In the present volume Hillman attempts the extremely ambitious exegesis of the utterly untranslatable term, “Dreaming.” He succeeds, in this reader’s view, brilliantly. In twenty five years and over sixty working visits to remote Aboriginal communities, I have never felt I came so close to apprehending (I doubt any whitefella will ever comprehend) the Dreaming, as in Hillman’s “Gurrumul, his life and music.”

Hillman has succeeded remarkably in penetrating the life of art and ceremony (the two amount to much the same thing) on Elcho Island. Seven years ago while I worked on Elcho ceremony was active but off limits for whitefellas. Clearly Robert Hillman won the trust of capable cultural brokers on the island, who ‘let him in’ wherever this was permissible. In return, Hillman repays trust with respect that neither fawns nor condescends. In this his text avoids the vapid tone of comments on the book’s photographs.

Which leads me to the one regret I have about the book, a quibble perhaps, but an important one. In an important sense Hillman’s publisher subverts the author’s enterprise, which is to render in words an art that is ineffable. It is the format of the handsome volume that works against the writing. You look at the book, you find the cover images arresting – and to one familiar with the singing – quite new. The book itself cannot be held in the hand and read: it is biography in a coffee table format. You open the book, you start to read and you find yourself distracted repeatedly from the text by beguiling photographs which tell their own story quite compellingly, but quite out of sync with Hillman’s theme at any point.

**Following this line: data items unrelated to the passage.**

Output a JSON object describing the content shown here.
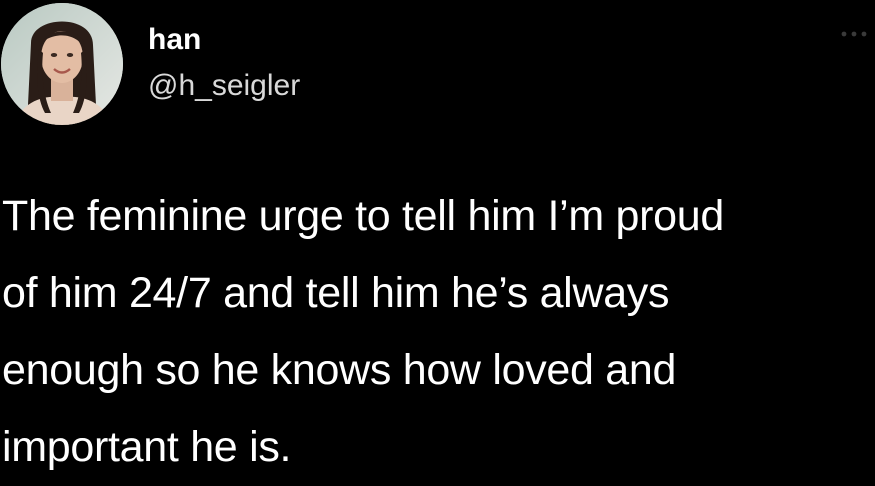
{
  "author": {
    "display_name": "han",
    "handle": "@h_seigler",
    "avatar_icon": "profile-photo-avatar"
  },
  "menu": {
    "icon": "more-options-icon"
  },
  "tweet": {
    "text": "The feminine urge to tell him I’m proud\nof him 24/7 and tell him he’s always\nenough so he knows how loved and\nimportant he is."
  },
  "colors": {
    "background": "#000000",
    "text": "#ffffff",
    "secondary_text": "#d9d9d9"
  }
}
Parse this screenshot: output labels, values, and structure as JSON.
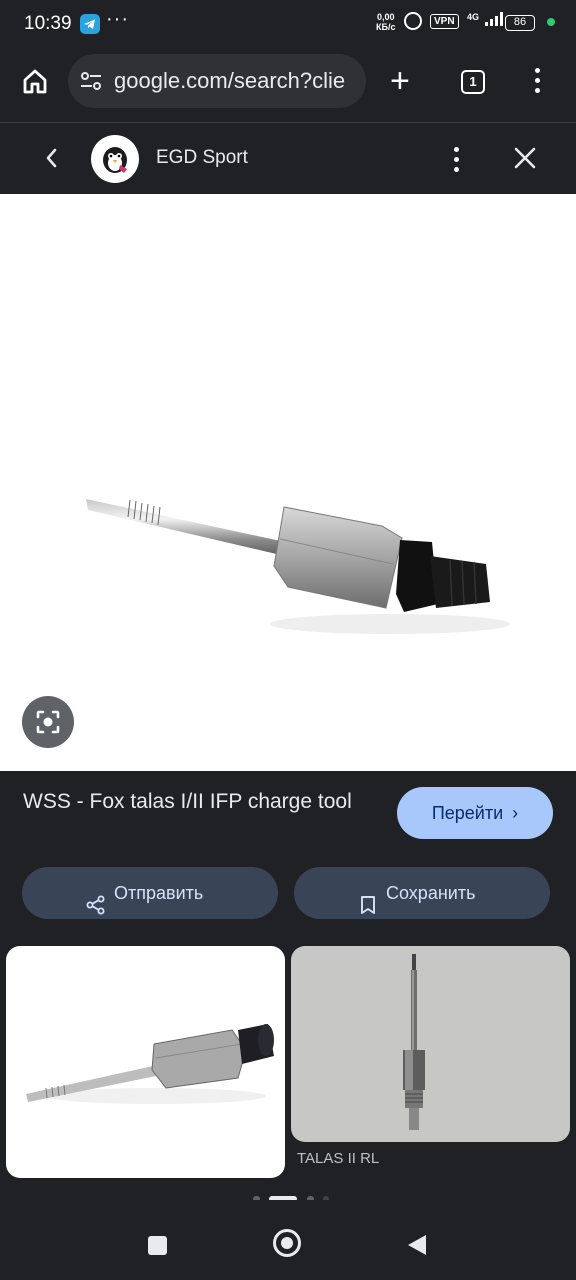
{
  "status_bar": {
    "time": "10:39",
    "speed_value": "0,00",
    "speed_unit": "КБ/с",
    "vpn": "VPN",
    "network": "4G",
    "battery": "86",
    "icons": [
      "telegram-icon",
      "more-notifications-icon",
      "alarm-icon",
      "signal-icon",
      "battery-icon"
    ]
  },
  "browser": {
    "url": "google.com/search?clie",
    "tab_count": "1"
  },
  "site_header": {
    "site_name": "EGD Sport"
  },
  "result": {
    "title": "WSS - Fox talas I/II IFP charge tool",
    "goto_label": "Перейти",
    "share_label": "Отправить",
    "save_label": "Сохранить"
  },
  "related": [
    {
      "caption": ""
    },
    {
      "caption": "TALAS II RL"
    }
  ],
  "pager": {
    "count": 4,
    "active": 1
  },
  "colors": {
    "background": "#202124",
    "goto_button": "#a8c7fa",
    "pill_button": "#394457"
  }
}
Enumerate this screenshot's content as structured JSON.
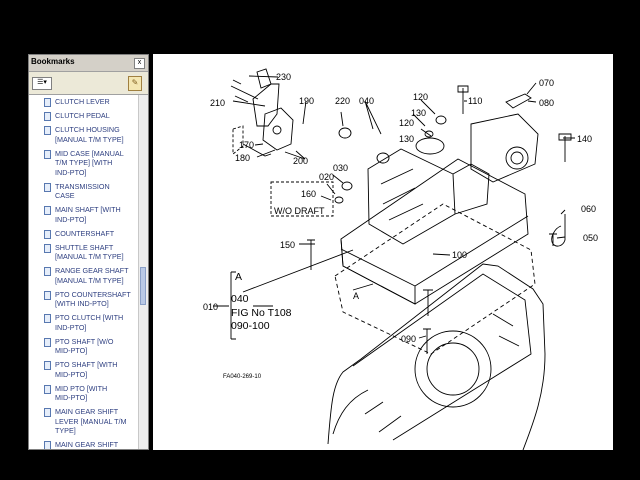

Better justice might have been done to both text and photos by physically separating them.

In the end the book succeeds to a remarkable degree. Importantly, it demonstrates how, as whitefellas embrace Aboriginal culture, Australia is becoming more Australian.

Hillman’s book is bound to succeed beyond these shores as Gurrumul’s audiences around the world drink deeply in their thirst for some understanding of his life and his music.